Back to List

Contributed Speaker

Felix Pertl

Soft Matter Physics, Institute of Science and Technology Austria

Quantifying nanoscale charge density features of contact-charged surfaces with an FEM/KPFM-hybrid approach


Contact electrification (CE), the transfer of electric charge between objects during contact, is a ubiquitous and widely studied phenomenon, yet poorly understood. Static charges can build up on an insulating surface and can lead to electrostatic discharge (ESD) on sensitive semiconductor devices. CE is not only important in industry, but also appears in many different settings, eg, the formation of planets, pollen transport or lightning during thunderstorms.
A powerful tool for studying CE is Kelvin Probe Force Microscopy (KPFM), where electrical signals from an AFM tip allow one to spatially map a voltage above a surface that is caused by the presence of charge. However, a fundamental challenge from KPFM is to convert the voltage map to a surface charge density map.

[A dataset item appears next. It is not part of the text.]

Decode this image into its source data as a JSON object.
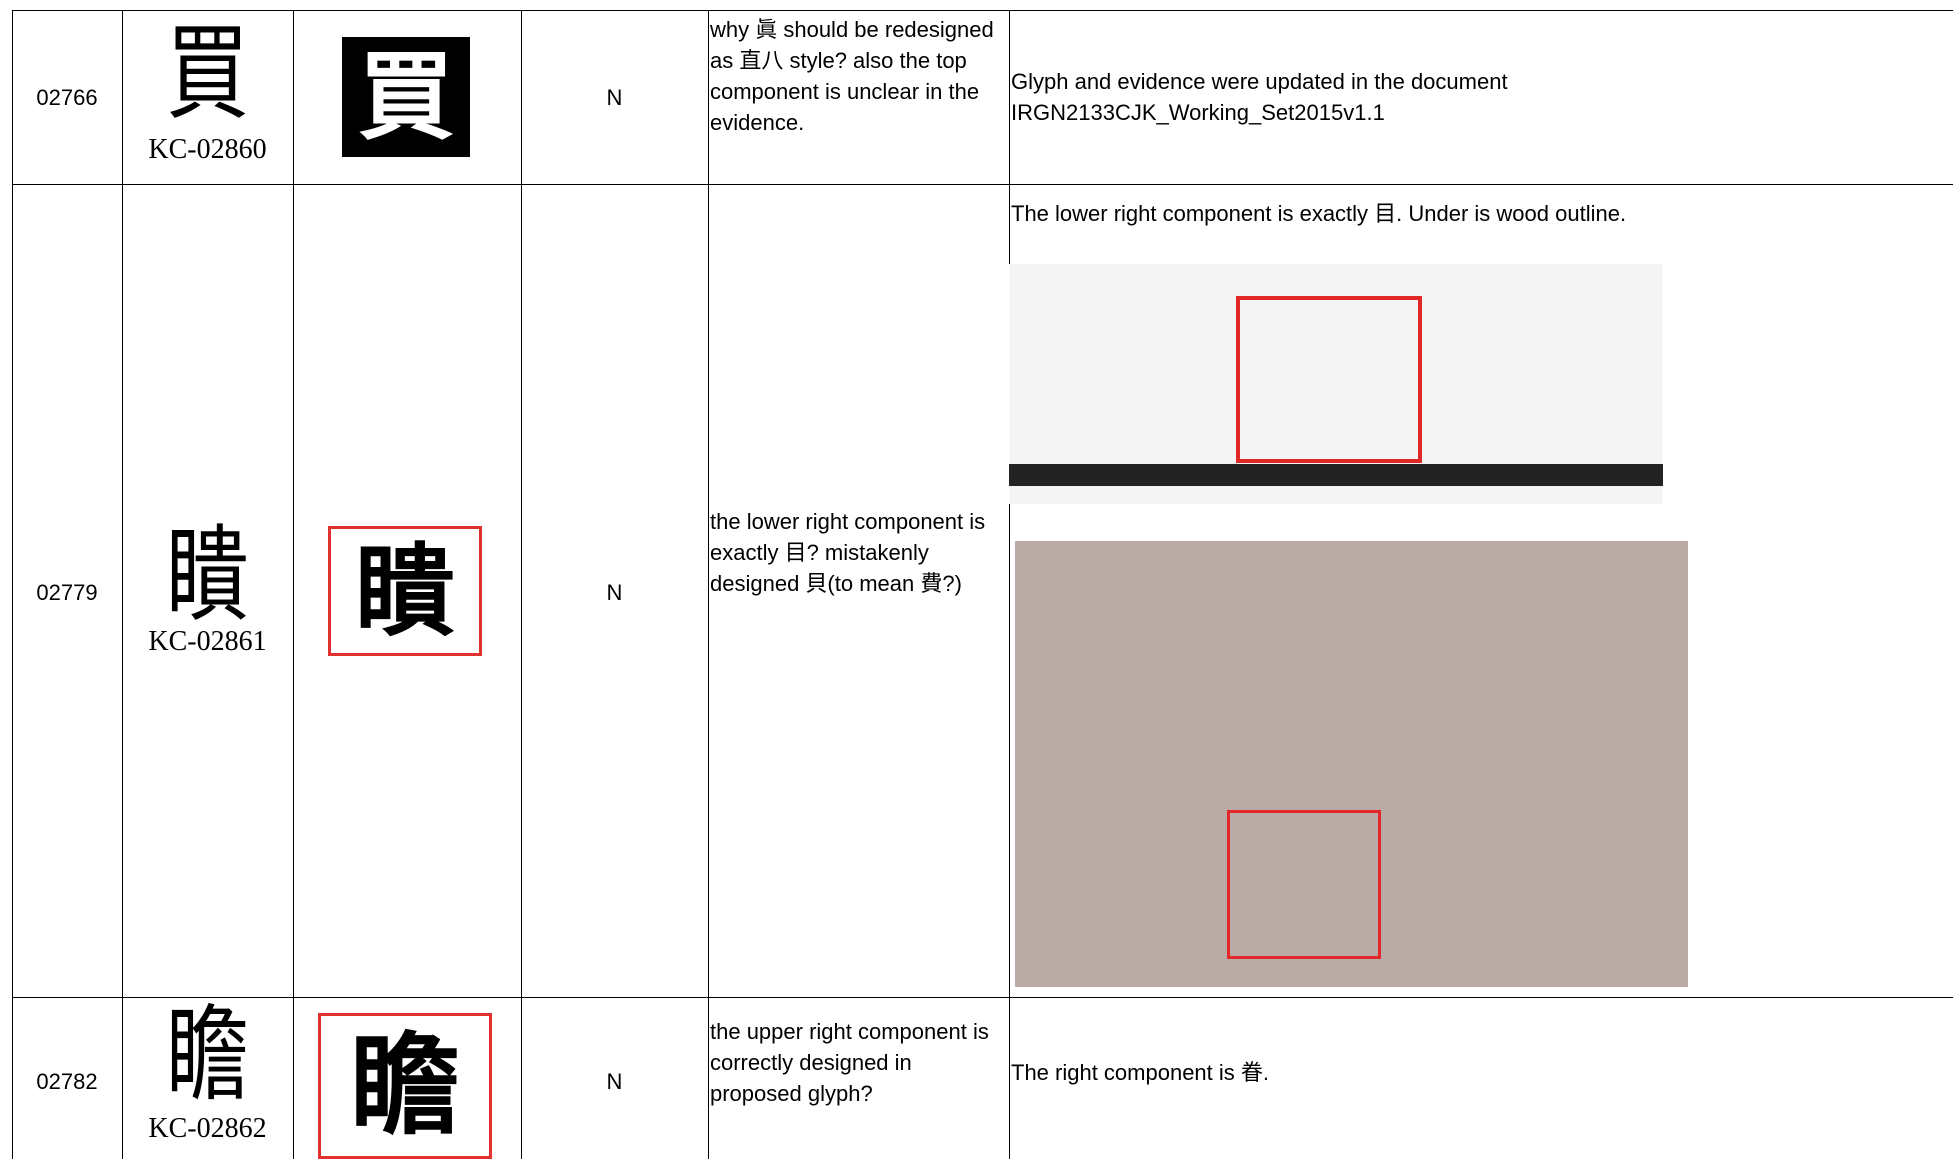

Without a method to convert voltage to charge, the signal from KPFM remains qualitative.
We have developed a method to convert KPFM voltage maps to surface charge density maps [1]. Due to superposition, the measured KPFM voltage at any location is the summed contribution from the point-charge KPFM voltage of each carrier on the surface. We take advantage of this and do finite element simulations (FEM) to determine the Green's function for the tip-sample-ground system. Using this as a kernel, we deconvolve the KPFM map and extract the charge distribution. We are using this approach to precisely extract surface charge densities from experimental data of charge transfer, thus bringing KPFM from qualitative to quantitative.

 

References:
[1] Pertl, F., Sobarzo, J.C., Shafeek, L., Cramer, T., & Waitukaitis, S. (2022). Quantifying nanoscale charge density features of contact-charged surfaces with an FEM/KPFM-hybrid approach. Physical Review Materials, 6(12), 125605.